LCT-3d-induced apoptosis is associated with extrinsic pathway in gastric cancer cells. Both wild type and DR5^−/− MGC803 cells were treated with 4 μM LCT-3d or indicated concentration. (A) Western blotting assay showed reduced expression of DR5 in a dose-dependent manner in MGC803 cells. (B) MGC803 cells and DR5^−/− MGC803 cells were treated with 4 μM LCT-3d for 24 h and DR5 protein expressions in MGC803 cells determined by flow cytometry. (C) MTT assay showed the cell viability after treatment with 4 μM LCT-3d for 24 h. **P < 0.01, significantly different compared with control. (D) Flow cytometric analysis showed the ratios of apoptotic cells after treatment with 4 μM LCT-3d for 24 h. (E) Western blotting assay showed the expression of the apoptosis-related proteins after treatment with 4 μM LCT-3d for 24 h. (F) Flow cytometric analysis demonstrated the reduction of MMP (ΔΨ) after treatment with 4 μM LCT-3d for 24 h.

Figure 5

LCT-3d increased the level of ROS in gastric cancer cells. (A) MGC803 cells and HGC27 cells were treated with LCT-3d (4 μM) for indicated times and the level of ROS was detected by DCFH-DA with flow cytometry. (B) Western blotting assay showed Nrf2 nuclear-translocation and the changes of LCT-3d-induced protein expression at indicated time points. (C) MGC803 cells were treated with LCT-3d (4 μM) for 2 h.

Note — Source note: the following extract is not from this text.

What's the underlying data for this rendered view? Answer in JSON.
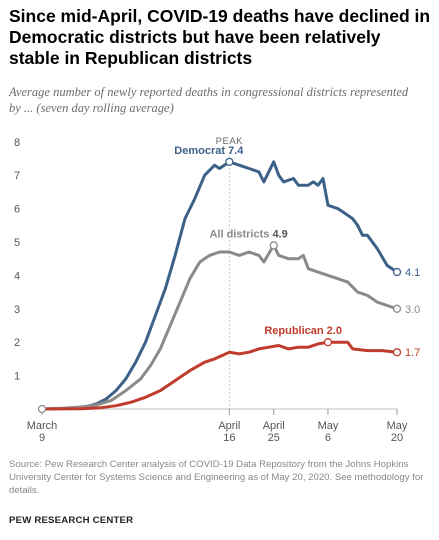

The treated and untreated samples are stained with Nrf2 antibody (Green) and DAPI (Blue) (magnification, 400×). The arrows indicate Nrf2 nuclear translocation.

Figure 6

LCT-3d-induced apoptosis is associated with the rising ROS in gastric cancer cells. (A) MGC803 cells and HGC27 cells were pretreated with NAC (5 mM) for 1 h, followed by incubation with LCT-3d (4 μM) for 48 h. The effect of NAC on LCT-3d-induced cell death was analyzed by MTT assay. **P < 0.01, significantly different compared with control. (B) Flow cytometric analysis demonstrated the effects of NAC (5 mM) on LCT-3d (4 μM)-induced cell apoptosis of the gastric cancer cells. (C) Western blotting assay showed the effect of NAC (5 mM) on LCT-3d (4 μM)-induced change of protein expression at 48 h. (D) Flow cytometric analysis showed the effect of NAC (5 mM) on LCT-3d (4 μM)-induced loss of MMP (ΔΨ) in gastric cancer cells. (E) MGC803 cells pretreated with ML385 for 1 h followed by the treatment with LCT-3d (4 μM) for an additional 48 h. The pretreatment with ML385 rarely reversed the cell death in MGC803 and HGC27 cells.

Figure 7

LCT-3d selectively kills gastric cancer cells but not normal cells via inducing ROS triggered apoptosis by activating death receptors and the mitochondria pathway. ROS scavenger NAC can block cell death, while Nrf2 inhibitor ML385 has no effect on LCT-3d-induced cell death. The promotion of ROS-induced apoptosis by LCT-3d depends on the up-regulation of DR5 but not the inactivation of Nrf2.